In 2002, the band made their feature-length live video debut with 11 Live and followed it up in 2003 with the half-live, half-studio audio phenomenon Furthermore. The two-dozen microphone audio setup used for Live Monsters gives the listener an in-the-audience feel with immense clarity and a fantastic live experience that showcases the band's incredible musical capabilities. From the harmonies to the impressive guitar work from Steve Mason and Matt Odmark, everything is captured with near immaculate clarity leaving the only problem with Live Monsters being that it's only seven tracks long (despite clocking in at just over thirty three minutes, which is actually longer than some artists' studio albums these days).
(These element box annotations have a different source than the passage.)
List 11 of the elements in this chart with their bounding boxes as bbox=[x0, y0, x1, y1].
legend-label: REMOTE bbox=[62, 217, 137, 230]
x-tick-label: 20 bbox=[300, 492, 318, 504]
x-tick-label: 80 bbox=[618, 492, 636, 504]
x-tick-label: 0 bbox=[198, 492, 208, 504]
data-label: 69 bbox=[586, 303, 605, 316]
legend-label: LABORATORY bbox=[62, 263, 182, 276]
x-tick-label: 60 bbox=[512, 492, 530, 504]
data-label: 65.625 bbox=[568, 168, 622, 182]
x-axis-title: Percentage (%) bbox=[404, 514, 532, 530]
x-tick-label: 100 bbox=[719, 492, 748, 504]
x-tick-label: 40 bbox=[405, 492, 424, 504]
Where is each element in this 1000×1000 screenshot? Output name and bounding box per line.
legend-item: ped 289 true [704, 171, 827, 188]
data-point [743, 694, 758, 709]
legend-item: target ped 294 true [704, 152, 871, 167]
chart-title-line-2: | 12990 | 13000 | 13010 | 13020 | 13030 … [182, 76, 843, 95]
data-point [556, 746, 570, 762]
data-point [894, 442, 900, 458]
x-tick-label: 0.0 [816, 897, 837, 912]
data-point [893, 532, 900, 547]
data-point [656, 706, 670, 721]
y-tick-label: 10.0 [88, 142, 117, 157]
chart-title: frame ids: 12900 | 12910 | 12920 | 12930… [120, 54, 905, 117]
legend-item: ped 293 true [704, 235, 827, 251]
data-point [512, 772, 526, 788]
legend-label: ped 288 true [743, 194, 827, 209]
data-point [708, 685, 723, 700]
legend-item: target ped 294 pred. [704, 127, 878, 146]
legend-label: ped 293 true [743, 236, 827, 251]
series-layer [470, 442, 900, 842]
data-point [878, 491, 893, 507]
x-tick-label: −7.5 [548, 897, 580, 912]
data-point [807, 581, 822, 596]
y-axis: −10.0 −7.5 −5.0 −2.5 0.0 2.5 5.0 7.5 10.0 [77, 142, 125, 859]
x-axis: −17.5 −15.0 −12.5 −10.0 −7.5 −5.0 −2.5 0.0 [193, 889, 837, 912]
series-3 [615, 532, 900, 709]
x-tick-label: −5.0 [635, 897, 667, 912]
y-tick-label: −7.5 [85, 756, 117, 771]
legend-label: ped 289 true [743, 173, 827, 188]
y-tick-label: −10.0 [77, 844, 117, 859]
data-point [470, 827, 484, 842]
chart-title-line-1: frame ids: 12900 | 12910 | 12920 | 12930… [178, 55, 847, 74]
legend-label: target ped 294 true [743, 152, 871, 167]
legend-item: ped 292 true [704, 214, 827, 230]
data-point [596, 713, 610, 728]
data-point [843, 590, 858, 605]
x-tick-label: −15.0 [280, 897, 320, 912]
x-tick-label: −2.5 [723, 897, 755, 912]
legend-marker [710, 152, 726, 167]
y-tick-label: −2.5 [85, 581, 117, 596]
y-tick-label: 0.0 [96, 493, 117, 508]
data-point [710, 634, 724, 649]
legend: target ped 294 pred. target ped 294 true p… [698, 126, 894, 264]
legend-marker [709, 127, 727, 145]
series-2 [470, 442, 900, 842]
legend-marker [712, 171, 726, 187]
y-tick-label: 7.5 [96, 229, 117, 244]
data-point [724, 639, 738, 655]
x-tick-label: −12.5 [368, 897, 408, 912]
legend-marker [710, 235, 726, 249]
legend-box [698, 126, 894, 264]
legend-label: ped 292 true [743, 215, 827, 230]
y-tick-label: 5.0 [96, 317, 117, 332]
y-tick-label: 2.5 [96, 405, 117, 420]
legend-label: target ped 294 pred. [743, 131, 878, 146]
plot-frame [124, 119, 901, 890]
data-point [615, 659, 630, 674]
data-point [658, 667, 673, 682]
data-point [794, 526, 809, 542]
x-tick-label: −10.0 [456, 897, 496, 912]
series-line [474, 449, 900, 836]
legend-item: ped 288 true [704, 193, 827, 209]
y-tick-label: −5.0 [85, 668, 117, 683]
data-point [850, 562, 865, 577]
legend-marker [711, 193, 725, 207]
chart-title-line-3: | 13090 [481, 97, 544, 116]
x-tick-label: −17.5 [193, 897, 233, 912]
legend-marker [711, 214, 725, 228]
If you attended a Jars show in the Fall of 2006 or get to one sometime this year, you're likely to hear any or all of the songs featured on Live Monsters. Besides capturing the raw rock energy of the passionate "Work," the pop sensibility of their recent hit "Dead Man (Carry Me)," and the emotional, epic display of the powerful ballad "Oh My God" and its appropriate follow-up "Surprise," the disc also features the album's poppy title track and the folksy "There Is A River." An early edition of this project was made only available through the band's live shows and website and it featured two alternate tracks. Instead of "Good Monsters" and "Surprise," the record featured a live rendition of the Good Monsters b-side "Love Me," which was previously only available in studio form as part of an iTunes-only downloadable EP. Also, their popular Julie Miller cover "All My Tears" previously opened the seven-track project. For anyone who's heard the early version of Live Monsters, it's evident that both tracks are surely missing here. Nevertheless, both versions of this wonderful live collection close with the Africa crisis inspired "Light Gives Heat," a song the band has been closing each show with recently.
There's little to complain about with the near-perfectly composed Live Monsters, despite the mixed feelings regarding song choice between its release versions. As with most live recordings, one might expect a half-hearted, rough bootleg, but instead Live Monsters is as professional in sound and execution as it gets.